Appellant next challenges the award of alimony. In this respect he in effect contends that (a) respondent failed to establish her need for and his ability to pay the alimony, and (b) the provision that the award should continue until respondent reaches age 65 amounts to a prolonged lien upon his earnings and tends to subvert her duty to become self-supporting. He predicates contention (a) upon evidence in the record indicating that his professional income has not increased and that respondent, through periodic but *617modest salary increases, has increased her take-home pay from $218 per month in 1963 to $266 per month at the time of trial, with the prospect that future increases will bring her take-home pay up to $283.68 or more. He erects contention (b) upon language taken from Dakin v.

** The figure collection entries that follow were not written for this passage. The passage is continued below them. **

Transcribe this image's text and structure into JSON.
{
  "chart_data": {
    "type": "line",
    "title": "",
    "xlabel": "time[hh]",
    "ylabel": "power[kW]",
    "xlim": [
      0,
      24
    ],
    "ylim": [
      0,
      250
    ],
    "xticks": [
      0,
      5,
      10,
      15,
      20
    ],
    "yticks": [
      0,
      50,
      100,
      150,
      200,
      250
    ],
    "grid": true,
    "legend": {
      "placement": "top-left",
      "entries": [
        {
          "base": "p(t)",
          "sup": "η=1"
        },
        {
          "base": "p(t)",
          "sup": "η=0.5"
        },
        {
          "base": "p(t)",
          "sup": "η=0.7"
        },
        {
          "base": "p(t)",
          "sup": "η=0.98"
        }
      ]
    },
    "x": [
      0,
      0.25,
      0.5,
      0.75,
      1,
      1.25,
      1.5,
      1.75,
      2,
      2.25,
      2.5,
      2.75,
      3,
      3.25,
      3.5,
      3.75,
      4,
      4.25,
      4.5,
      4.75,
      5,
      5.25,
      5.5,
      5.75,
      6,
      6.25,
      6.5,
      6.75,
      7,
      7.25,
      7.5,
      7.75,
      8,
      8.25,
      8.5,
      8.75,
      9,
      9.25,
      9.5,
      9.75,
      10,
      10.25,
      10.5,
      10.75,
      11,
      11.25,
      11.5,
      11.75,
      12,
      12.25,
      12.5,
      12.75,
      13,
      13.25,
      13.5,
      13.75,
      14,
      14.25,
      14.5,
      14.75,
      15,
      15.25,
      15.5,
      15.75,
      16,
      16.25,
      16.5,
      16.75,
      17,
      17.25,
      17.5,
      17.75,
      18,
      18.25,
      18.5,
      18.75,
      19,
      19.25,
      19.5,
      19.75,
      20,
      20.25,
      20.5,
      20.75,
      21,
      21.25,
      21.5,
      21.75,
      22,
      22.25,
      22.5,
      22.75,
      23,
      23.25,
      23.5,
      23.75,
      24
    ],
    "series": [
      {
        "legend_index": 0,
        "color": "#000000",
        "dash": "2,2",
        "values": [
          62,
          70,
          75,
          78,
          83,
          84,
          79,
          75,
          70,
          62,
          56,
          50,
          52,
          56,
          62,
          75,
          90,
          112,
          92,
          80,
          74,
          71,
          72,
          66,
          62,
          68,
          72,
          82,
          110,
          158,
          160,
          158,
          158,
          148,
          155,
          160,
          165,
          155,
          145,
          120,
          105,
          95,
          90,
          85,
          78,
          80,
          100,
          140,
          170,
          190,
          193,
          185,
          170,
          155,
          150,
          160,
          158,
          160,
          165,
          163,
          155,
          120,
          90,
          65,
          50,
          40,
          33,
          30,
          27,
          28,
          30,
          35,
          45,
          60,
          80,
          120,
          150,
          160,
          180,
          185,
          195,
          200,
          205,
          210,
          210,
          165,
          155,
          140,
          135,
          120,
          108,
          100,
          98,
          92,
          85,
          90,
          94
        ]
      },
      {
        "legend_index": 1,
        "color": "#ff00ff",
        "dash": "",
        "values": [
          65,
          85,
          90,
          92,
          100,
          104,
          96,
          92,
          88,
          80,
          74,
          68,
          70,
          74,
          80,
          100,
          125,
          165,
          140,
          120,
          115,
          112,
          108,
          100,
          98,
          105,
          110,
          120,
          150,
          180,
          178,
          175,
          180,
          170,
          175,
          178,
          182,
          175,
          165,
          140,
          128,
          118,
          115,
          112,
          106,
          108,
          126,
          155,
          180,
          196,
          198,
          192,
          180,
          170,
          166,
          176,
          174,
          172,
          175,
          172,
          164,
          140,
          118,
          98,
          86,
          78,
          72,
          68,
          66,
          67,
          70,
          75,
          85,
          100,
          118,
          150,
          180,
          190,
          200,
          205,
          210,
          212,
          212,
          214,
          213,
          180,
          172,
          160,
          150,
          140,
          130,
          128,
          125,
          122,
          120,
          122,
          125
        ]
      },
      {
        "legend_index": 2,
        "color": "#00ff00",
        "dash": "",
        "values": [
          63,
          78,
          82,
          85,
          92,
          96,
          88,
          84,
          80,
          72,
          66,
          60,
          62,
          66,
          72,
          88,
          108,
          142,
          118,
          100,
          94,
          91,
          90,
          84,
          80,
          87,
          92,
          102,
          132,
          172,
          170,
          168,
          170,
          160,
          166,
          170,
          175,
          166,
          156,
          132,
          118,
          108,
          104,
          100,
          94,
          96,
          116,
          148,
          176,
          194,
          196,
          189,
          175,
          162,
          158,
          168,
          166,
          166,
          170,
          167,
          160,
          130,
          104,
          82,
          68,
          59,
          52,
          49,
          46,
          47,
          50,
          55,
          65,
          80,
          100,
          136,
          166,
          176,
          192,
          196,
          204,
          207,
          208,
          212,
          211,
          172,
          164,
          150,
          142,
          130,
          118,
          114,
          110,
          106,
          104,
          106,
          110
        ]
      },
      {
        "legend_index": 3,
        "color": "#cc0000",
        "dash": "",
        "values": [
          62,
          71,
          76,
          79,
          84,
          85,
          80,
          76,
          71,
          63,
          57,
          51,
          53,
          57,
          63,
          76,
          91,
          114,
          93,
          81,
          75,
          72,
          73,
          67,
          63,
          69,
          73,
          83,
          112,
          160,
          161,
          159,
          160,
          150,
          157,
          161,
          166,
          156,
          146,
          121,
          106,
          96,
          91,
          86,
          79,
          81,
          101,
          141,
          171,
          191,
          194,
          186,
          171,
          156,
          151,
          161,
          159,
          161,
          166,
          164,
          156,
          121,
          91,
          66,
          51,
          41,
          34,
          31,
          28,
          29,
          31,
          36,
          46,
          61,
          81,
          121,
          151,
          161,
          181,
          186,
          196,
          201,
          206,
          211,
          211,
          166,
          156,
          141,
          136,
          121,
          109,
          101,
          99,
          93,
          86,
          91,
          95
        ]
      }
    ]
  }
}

Dakin, 62 Wn.2d 687, 384 P.2d 639 (1963), wherein we reiterated the policy of this state relative to alimony — that it is not a matter of right nor the means of placing a perpetual lien upon a divorced husband’s future income.
Our review of the evidence adduced at trial, together with the trial court’s oral decision, convinces us that appellant’s contentions are without significant merit. As we pointed out in Stacy v. Stacy, 68 Wn.2d 573, 576, 414 P.2d 791 (1966):
The courts should, when awarding alimony at the divorce of a long marriage, consider and weigh the future earning capabilities of both parties and allow the wife such sums for whatever period of time seems right under all of the circumstances. Underwood v. Underwood, 162 Wash. 204, 209, 298 Pac. 318 (1931). The necessities of the wife and the financial ability of the husband represent the fundamental criterion upon which the award rests. Hogberg v. Hogberg, 64 Wn.2d 617, 393 P.2d 291 (1964). But there are numerous other factors which must be weighed, measured and adjusted to enable the court to apply this criterion. The final distribution of property between the spouses, the amount of child support and alimony, if any, all derive from a compound of many ingredients, including the age, health and employment history of the parties, their education, training and business or occupational experience, the prospects of future earnings, the ages, health and aptitudes of the children, and the amounts, nature and origin of the property to be divided, and the total property possessed by or likely to be acquired by the parties. And not to be ignored is the question of fault.
The trial court gave careful consideration to the various ingredients going into an alimony award, and particularly gave weight to the necessities of the respondent and the financial capabilities of appellant. We find no manifest abuse of discretion in the modest award complained of, and, *618since the award is made subject to the further order of the court, we find it to be consistent with the policy expressed in Dakin v. Dakin, supra.
The judgment is affirmed. Respondent shall recover her costs.
Finley, C. J., Ott and Hunter, JJ., and Barnett, J. Pro Tern., concur.